The increase in 3Q revenue was mainly led by contribution from the new malls and positive rental reversion from the existing malls. Comparing QoQ, gross revenue declined 7.3% over the period mainly due to weaker IDR against SGD. Operating expenses rose at about the same rate as revenue while financial expenses grew at a faster 26.8% YoY to S$7.5m mainly due to currency options which LMIR entered into in June 2013. Consequently, total return for the period after tax increased by 14.2% YoY to S$24.2m.

Cash flow from operating activities remained stable at S$24.7m and the company declared dividend of 0.87 S cent per unit.

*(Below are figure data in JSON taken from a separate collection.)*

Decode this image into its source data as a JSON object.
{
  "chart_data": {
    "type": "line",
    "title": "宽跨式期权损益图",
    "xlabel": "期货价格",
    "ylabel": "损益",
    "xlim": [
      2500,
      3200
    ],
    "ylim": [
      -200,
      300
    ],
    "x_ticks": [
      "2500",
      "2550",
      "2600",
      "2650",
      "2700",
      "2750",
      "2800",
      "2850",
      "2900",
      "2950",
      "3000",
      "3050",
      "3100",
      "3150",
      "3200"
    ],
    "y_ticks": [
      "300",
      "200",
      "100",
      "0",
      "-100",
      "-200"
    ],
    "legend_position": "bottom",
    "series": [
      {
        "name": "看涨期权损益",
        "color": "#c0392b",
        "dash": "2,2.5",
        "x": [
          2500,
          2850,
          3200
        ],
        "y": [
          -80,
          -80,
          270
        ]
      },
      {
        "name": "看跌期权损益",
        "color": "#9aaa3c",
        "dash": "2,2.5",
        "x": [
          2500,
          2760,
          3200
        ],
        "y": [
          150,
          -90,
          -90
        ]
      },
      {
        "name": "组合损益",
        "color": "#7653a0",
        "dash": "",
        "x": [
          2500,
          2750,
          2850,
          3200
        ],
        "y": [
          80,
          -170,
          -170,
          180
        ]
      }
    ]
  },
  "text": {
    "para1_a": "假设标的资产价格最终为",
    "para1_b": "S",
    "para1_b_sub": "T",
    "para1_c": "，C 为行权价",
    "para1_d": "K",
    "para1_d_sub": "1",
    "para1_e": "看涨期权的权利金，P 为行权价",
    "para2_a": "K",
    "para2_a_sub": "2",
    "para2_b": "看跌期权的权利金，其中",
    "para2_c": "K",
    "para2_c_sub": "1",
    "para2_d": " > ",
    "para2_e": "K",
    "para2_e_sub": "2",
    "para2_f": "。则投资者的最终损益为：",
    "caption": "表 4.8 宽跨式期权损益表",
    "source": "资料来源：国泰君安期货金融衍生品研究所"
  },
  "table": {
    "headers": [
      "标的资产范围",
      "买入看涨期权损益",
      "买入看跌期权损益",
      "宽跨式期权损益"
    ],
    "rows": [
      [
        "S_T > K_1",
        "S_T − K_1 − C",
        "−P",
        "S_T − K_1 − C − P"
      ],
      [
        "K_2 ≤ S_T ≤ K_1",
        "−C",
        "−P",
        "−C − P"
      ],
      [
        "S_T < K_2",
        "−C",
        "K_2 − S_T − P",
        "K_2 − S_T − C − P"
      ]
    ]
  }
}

Company Update: LMIR’s investment properties fell by 14.6% QoQ to S$1.51bn mainly due to the depreciation of IDR against SGD - the currency pair has weakened by a similar percentage over between end June and end Sep period. However, the trend has ceased over the past one month and is likely to remain stable till early 2014. For now, gross debt/ total asset stood at 27.7%.

At the same time, one of its loan facilities amounting to S$147.5m will mature in June 2014. The trust is currently in talks to renew the loans. LMIR also recently issued S$150m of MTN notes which can be used to replace the maturing loan or for expansion purposes. We see this as a cautious move by the management to lock-in the borrowing fees.

LMIR is continuously looking for new assets and we believe some of them are at the advanced stage of negotiations, which explains the S$150m MTN notes issuance. However, the due diligence and paper work may take a longer than expected.

Forecast and Valuation: We are lowering our FY13 and FY14 estimates to take into account the weaker IDR. However, for FY14, we adopted a more aggressive stance as we expect the company to acquire new assets over the next few months. Maintain Increase Exposure with an intrinsic value of S$0.620.